Screenshot eines Facebook-Posts, der die Firmenwagen des Sicherheitsunternehmens zeigt, die Polizeiautos ähneln
Die Fahrzeuge der Sicherheitsfirma, für die die Tatverdächtigen arbeiten, wirken optisch wie Polizeiwagen. Bildrechte: Facebook/Firmenauftritt

Untermaßfeld Ermittlungen wegen illegaler Personenkontrollen

11. Juli 2019, 05:00 Uhr

Die Staatsanwaltschaft Meiningen hat Ermittlungen gegen Mitarbeiter eines Sicherheitsunternehmens aus Untermaßfeld bei Meiningen aufgenommen.

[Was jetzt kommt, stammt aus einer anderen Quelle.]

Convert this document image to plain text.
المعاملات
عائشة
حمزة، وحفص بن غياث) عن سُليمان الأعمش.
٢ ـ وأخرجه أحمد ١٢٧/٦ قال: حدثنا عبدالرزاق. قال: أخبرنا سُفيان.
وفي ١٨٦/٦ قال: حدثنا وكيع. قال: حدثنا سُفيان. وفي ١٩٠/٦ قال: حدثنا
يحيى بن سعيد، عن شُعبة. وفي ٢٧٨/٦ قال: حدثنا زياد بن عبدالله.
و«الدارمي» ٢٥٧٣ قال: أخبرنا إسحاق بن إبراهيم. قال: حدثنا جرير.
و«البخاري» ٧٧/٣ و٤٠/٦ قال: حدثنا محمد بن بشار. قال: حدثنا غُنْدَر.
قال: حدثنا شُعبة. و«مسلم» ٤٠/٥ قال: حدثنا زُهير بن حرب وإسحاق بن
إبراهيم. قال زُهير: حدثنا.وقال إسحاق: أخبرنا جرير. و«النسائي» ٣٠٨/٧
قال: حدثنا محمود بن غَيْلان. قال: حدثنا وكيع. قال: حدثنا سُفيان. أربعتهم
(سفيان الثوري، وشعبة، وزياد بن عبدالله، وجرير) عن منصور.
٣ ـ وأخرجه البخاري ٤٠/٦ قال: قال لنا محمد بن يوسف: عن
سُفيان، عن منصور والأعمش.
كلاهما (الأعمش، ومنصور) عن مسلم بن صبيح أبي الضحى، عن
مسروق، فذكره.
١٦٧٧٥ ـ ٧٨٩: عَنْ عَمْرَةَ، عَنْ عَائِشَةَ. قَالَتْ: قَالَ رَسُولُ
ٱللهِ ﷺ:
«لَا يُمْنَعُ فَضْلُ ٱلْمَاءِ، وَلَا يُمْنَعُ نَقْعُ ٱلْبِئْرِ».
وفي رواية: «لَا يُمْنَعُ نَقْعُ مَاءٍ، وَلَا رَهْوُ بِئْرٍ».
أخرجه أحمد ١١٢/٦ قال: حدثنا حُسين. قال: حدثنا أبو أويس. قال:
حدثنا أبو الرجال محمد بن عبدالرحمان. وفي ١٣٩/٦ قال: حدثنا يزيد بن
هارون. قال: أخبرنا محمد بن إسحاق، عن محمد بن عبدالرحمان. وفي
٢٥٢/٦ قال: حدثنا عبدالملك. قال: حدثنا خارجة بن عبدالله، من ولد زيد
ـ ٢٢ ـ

Nach Informationen von MDR THÜRINGEN wird ihnen vorgeworfen, in Bahnhöfen und an Gleisanlagen illegal Personen kontrolliert zu haben. Die Bundespolizei ermittelt wegen des Verdachts auf Amtsanmaßung und Nötigung.

Die Tatverdächtigen waren für Sicherheitsdienste an Gleis-Baustellen der Deutschen Bahn zuständig. In diesem Zusammenhang traten sie mutmaßlich im vergangenen und in diesem Jahr in Meiningen, Themar, Chemnitz sowie in der Schwarzwaldregion um Weil am Rhein in blauer Firmenbekleidung auf, die stark an Polizeiuniformen erinnert.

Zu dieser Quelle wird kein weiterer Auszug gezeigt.